Web 3 security company Beosin recently released the second quarter 2022 Web 3 security report, analyzing the latest hacks and exploits impacting the blockchain area. Meanwhile, it turns out that more than $ 718 million was lost in the relevant scheme. Most of it happened in the decentralized space.
Breakdown of numbers
A report produced in collaboration with Footprint Analytics lists 48 major “attacks” as the cause of these losses. These attacks were never the same. Only three (Beanstalk Farms, Elrond, Harmony) lost more than $ 100 million each, and 28 lost between $ 1 million and $ 10 million.
Losses in the previous quarter are technically down 40% from nearly $ 1.2 million lost in the first quarter of 2022, but 2.42 times more than the $ 296.56 million lost in the first quarter of 2021. Is increasing. A hack that earned more than $ 600 million for attackers.
According to data, April was the most active month of hacking, with “19 critical security incidents” and more than $ 374 million lost. Losses fell sharply in May, alongside Bitcoin prices, but despite the continued decline in the market, there was an interesting surge in June.
“For all chains and projects attacked, TVL values dropped significantly in May,” read the report. “For most projects, TVL decreased shortly after being attacked.”
Most common attacks
Decentralized finance (defi) has been an overwhelming target among Web3 hackers. Defi allows crypto users to access financial services such as borrowing and lending in a decentralized way using self-executed smart contract programs.
Approximately 79.2% of attacks in this space in the previous quarter accounted for 63.3% of losses. The most common attack method was to exploit a vulnerability in smart contract code, deducting a total of $ 138 million from hackers. These accounted for 45.8% of attacks compared to 50% of attacks in the first quarter.
The following most common methods of attack included the use of flash loans – decentralized loans that do not require collateral but must be repaid in short order.
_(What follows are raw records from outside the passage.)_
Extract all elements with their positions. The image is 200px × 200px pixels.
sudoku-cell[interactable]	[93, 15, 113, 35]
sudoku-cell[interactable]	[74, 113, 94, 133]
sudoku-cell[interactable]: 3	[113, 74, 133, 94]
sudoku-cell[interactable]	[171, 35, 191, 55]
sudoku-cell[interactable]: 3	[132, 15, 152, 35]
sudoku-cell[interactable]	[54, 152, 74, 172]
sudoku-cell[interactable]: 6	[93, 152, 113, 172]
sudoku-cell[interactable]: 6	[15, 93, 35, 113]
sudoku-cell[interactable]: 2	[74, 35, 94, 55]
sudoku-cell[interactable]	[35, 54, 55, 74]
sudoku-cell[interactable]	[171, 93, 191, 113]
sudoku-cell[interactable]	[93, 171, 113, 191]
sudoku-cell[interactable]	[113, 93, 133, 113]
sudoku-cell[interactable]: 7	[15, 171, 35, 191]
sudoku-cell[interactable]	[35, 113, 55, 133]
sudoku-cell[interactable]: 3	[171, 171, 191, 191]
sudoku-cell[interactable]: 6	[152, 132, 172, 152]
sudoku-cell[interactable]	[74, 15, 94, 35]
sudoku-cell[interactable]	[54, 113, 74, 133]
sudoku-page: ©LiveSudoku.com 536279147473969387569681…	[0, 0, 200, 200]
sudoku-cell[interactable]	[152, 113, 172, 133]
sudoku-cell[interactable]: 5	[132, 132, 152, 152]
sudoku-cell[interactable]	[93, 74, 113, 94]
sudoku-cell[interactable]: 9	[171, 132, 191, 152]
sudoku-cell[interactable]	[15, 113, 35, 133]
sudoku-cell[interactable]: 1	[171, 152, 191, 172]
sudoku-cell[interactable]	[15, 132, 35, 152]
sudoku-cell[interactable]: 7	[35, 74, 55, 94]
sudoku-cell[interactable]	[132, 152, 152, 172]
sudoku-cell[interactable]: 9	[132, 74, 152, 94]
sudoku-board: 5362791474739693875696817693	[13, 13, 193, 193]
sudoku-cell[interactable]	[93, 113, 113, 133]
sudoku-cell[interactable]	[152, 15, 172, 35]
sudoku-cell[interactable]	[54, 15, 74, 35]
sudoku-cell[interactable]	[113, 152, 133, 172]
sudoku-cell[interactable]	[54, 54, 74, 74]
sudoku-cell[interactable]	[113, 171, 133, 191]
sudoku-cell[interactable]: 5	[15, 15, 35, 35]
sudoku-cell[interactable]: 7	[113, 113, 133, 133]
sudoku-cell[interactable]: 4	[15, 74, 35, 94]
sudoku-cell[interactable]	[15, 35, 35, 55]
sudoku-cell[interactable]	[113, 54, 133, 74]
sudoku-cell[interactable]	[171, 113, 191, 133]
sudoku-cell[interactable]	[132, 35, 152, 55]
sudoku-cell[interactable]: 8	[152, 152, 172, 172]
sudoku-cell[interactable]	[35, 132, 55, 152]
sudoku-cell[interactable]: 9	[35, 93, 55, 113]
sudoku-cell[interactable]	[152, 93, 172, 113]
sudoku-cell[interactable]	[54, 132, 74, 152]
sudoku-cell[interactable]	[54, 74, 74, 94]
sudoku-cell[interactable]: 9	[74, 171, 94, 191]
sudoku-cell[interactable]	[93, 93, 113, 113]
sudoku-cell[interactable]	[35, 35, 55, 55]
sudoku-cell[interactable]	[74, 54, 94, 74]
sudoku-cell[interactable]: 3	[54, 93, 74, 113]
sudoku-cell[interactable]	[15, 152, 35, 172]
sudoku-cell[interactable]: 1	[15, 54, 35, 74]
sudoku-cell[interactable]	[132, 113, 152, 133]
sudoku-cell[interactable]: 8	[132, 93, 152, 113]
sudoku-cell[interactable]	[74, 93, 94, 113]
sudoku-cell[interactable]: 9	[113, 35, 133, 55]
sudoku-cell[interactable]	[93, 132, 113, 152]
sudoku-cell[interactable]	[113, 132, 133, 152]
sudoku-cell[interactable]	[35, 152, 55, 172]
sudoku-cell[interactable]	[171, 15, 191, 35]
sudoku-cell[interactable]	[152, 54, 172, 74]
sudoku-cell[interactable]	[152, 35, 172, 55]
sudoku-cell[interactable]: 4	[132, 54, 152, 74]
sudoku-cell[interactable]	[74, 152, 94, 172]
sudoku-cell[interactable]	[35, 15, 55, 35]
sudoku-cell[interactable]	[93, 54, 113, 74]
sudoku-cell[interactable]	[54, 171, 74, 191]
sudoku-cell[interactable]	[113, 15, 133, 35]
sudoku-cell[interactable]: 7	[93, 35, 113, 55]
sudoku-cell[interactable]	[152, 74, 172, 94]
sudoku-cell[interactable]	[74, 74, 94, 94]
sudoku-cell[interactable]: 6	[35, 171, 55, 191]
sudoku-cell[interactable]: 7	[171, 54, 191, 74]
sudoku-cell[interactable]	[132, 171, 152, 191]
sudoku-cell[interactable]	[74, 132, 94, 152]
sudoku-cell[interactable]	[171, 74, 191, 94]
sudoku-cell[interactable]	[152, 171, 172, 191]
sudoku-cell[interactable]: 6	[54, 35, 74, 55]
Hackers can use flash loans to accumulate vast controls of governance tokens for a particular protocol and pass malicious protocol changes. Such attacks earned $ 233 million in the second quarter. This is more than any other hacking method.
An additional $ 131.15 million was lost by the compromised private key, and security around it remains a “continuing concern.”
52% of the attacked projects were reportedly audited. Audited projects still make up the majority (76.2%) of stolen funds.
BNB Chain: King of Hacks
As the king of decentralized finance for many years, Ethereum lost $ 381.35 million in the previous quarter. This is more than any other chain. According to Defi Llama, of the $ 77.11 billion ecosystem as a whole, nearly $ 48 billion is locked to Ethereum’s defi protocol.
The network has significantly recovered its decentralized market share after the collapse of Terra. Previously it was the second decentralized network. The new runner-up is Binance SmartChain (BSC; also known as BNB Chain), which has locked only $ 6.21 billion.
However, when categorized by the amount of major attacks, the BNB chain accounts for 26, more than half of that. The chain joins Ethereum, Phantom and Kronos for two consecutive quarters of major attacks. In contrast, Solana suffered a loss of $ 374 million on two exploits in the first quarter, but wasn’t hit hard in the second quarter.
Not surprisingly, more than half of the money stolen in the second quarter ($ 418.89 million) was sent to Tornado Cash, a cryptocurrency mixing service that helps thieves cover trucks on the blockchain. rice field. Of these funds, $ 131 million of assets were recovered.
Binance Free $ 100 (Exclusive): Register using this link and receive $ 100 Free and 10% Off Fees in the First Month of Binance Futures (Clause).
PrimeXBT Special Offer: Use this link to register and enter your POTATO50 code and receive a deposit of up to $ 7,000.